The groups' HarvestChoice initiative is taking off with a $3.7 million grant from the Bill and Melinda Gates Foundation, whose Global Development Program funds research to solve poverty and hunger problems.

Ultimately, the initiative should determine how to invest in improving agriculture in poor areas of the world, namely sub-Saharan Africa and south Asia, said co-principal investigator and director of the University's program Philip Pardey.

Pardey said the first step will be to determine where different crops grow in the developing nations, the factors that affect crop yield and the people most affected.

"That sounds like an easy thing to know," he said, "but it actually isn't."

HarvestChoice will then investigate the best technology options to solve these issues, he said.

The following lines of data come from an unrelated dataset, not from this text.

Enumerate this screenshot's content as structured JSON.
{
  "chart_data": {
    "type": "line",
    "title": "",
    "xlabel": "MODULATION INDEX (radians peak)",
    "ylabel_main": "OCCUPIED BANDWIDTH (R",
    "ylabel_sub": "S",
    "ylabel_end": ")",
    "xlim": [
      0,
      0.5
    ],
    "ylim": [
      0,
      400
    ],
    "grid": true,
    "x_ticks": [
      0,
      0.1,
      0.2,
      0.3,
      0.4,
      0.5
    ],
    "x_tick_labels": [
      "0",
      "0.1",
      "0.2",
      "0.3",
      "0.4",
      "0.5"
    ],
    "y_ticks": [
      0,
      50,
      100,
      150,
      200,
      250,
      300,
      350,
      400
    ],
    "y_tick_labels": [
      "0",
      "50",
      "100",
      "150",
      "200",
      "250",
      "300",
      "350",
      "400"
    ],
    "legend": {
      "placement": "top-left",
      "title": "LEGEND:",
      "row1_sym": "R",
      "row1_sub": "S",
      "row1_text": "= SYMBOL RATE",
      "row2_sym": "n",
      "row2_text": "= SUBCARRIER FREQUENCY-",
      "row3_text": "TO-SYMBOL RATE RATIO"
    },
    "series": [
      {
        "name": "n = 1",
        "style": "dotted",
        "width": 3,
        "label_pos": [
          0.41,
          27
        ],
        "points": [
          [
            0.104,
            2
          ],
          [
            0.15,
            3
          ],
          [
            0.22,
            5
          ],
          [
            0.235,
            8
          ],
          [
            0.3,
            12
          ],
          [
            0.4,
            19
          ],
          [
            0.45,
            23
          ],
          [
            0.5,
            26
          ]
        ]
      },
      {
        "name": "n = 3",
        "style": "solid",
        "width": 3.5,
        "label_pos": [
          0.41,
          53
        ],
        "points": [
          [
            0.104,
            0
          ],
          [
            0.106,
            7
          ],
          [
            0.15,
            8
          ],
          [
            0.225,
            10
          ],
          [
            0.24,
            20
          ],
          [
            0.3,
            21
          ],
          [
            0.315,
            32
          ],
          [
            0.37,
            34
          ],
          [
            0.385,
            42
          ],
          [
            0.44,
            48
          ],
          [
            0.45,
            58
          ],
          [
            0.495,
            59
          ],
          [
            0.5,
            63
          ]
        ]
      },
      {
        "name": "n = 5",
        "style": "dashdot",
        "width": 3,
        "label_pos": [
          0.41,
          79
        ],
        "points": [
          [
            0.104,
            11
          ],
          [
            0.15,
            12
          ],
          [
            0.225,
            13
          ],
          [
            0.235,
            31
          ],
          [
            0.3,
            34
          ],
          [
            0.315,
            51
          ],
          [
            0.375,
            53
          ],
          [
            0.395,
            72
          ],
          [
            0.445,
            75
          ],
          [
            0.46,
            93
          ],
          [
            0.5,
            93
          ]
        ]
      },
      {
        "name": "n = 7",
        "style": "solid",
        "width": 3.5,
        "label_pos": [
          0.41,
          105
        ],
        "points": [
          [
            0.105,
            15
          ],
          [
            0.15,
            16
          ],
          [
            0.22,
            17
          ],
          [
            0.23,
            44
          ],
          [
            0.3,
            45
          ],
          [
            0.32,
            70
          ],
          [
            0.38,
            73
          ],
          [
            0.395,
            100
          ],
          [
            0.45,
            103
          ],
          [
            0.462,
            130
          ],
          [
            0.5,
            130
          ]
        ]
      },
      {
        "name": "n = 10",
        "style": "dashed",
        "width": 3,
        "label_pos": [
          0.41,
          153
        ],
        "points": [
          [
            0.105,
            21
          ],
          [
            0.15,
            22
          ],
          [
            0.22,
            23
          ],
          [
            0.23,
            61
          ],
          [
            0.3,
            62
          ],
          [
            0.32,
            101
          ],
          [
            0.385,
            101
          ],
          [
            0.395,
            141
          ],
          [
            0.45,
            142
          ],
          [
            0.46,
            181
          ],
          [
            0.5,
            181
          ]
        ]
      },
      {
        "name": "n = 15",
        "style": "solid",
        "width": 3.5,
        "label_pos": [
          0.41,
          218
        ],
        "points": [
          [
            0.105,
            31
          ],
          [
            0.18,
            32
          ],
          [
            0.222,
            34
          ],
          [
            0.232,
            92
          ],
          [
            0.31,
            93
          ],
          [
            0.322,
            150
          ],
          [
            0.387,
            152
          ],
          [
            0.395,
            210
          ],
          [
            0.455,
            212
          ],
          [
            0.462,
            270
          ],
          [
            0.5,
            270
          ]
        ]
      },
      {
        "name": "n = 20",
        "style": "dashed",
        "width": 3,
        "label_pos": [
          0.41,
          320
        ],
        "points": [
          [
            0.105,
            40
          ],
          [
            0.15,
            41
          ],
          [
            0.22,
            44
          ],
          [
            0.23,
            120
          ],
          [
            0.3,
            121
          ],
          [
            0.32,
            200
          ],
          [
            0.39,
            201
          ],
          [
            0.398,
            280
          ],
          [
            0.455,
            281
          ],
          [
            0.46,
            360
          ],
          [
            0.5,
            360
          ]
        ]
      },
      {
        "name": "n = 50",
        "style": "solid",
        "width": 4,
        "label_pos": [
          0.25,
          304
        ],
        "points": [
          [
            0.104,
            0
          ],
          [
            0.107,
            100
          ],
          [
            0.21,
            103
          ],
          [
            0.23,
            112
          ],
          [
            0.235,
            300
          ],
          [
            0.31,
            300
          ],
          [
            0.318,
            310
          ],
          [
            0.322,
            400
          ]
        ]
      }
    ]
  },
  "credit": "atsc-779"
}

Pardey said finding universal solutions for crop production problems can be more difficult than problems in other areas, such as health.

"If you develop a new wheat variety for one location in

the world," he said, "it is unlikely it will grow in another location."

John Vreyens, director of the University International Programs in Food, Agriculture and Natural Resource Sciences, said ideas about how to

provide agricultural aid to

other countries, where agriculture is a more widespread industry than in the United

states or Europe, are changing.

He said people now want to analyze how to best implement policies to help the greatest number of people, rather

than providing funds just because of political alliances or tradition.

"If you don't do analysis, you don't know where to

make the right investments," he said.

Stanley Wood, the project's other principal investigator

and senior scientist at IFPRI, said while it's important for struggling areas to work on solving their problems, the University and IFPRI have

advantages in new technology to help understand what's

happening in African agriculture.

Pardey said one of the most valuable aspects of the data is that they will become public for all organizations to implement.

"Just having the new technologies is one thing," he said. "Getting them into the hands of farmers is another."